His own story, which began in the humble Parisian neighborhood of Saint-Mande, is told in “So Far So Goude,” a retrospective-slash-autobiography out now from Assouline. In it, Goude turns his inscrutable eye on himself and the “private obsessions” that for decades have dictated his work.

“I’m still under the spell of the discoveries I made in childhood,” he explains, including his famous attraction to exotic faces. “I’ve gone through most ethnic groups – very often getting involved with women of different ethnic groups sentimentally. But it doesn’t make me a specialist.”

Having said that, “I’ll always be a sucker for a flared nostril and pulpous lips,” he laughs. “There’s a mystery there.”

But he never aspired to be a photographer, Goude claims. “I always wanted to make movies, like everyone. I never had the fantasy of the artist alone in his studio.”

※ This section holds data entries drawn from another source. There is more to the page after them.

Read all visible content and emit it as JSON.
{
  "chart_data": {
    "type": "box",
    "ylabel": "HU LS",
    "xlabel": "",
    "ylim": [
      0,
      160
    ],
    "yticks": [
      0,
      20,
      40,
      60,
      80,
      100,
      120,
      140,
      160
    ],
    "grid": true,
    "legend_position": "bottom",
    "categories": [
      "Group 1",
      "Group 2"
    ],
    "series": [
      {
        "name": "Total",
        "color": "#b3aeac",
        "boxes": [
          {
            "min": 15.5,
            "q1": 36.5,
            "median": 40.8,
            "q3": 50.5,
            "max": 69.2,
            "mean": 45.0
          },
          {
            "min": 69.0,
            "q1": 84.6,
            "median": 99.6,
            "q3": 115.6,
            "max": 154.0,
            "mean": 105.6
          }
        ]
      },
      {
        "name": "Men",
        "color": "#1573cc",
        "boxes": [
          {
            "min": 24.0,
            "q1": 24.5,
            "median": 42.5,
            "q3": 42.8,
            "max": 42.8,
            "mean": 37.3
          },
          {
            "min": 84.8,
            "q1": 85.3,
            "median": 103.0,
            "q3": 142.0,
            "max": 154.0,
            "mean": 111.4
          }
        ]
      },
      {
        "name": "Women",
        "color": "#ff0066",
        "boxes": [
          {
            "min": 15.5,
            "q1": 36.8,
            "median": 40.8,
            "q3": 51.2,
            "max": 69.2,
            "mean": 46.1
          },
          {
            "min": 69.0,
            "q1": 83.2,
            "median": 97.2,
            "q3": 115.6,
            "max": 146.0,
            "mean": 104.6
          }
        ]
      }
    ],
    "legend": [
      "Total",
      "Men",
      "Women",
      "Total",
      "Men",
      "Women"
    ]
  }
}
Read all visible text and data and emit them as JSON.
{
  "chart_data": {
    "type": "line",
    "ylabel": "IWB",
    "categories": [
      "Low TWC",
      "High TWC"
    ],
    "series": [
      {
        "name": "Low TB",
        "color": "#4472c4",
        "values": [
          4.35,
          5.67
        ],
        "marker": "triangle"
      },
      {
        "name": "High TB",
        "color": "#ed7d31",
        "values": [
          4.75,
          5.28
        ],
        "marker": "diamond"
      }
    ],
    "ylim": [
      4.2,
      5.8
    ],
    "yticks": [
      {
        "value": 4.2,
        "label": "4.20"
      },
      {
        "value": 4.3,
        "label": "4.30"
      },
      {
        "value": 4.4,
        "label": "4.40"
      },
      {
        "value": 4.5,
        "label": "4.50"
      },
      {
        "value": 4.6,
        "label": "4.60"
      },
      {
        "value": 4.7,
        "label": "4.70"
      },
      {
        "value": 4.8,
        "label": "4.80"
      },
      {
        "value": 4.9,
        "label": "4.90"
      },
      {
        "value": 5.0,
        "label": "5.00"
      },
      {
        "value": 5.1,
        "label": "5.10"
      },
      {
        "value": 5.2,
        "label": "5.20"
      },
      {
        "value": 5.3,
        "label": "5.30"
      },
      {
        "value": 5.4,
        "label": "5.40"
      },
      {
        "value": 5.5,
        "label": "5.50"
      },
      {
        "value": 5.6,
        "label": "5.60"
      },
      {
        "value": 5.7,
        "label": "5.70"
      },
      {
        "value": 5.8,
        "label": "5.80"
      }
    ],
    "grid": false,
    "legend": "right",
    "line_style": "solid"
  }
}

The Chelsea art crowd, however, is more than happy to honor Goude as one of its own – and the price tags are serious enough; the prints in the Hasted Hunt show, which closes Feb. 17, range from $5,500 to $7,500. However, “it’s up to others to call my work art,” Goude says. “I do what I can do.”

Nor does he entertain any fantasies about his photographer peer, preferring to keep to himself. The last one he admired was Guy Bourdain, “but that was a long time ago,” Goude says. “He was a great poet. His world was his own. Since then, I see people I like, but I don’t remember their names,”

At the mention of David LaChapelle, who has often expressed admiration for Goude and whose work is clearly inspired by him, the 66-year-old huffs: “ I don’t look at his work. It gets on my nerves. He’s always been very nice and said nice things about me but – lifting things like that… get your own thing.”

These days, the man responsible for depicting a naked, caged Jones snarling over a hunk of raw meat leads a happily domesticated existence in northern Paris with Karen and their young family, daughter Laurelei, 11, and son Theo, seven (joining son Apollo, 25, from his marriage to Jones).

“I used to go out club-dancing, which I practiced like a job,” sighs Goude. “My dancing days are over now.”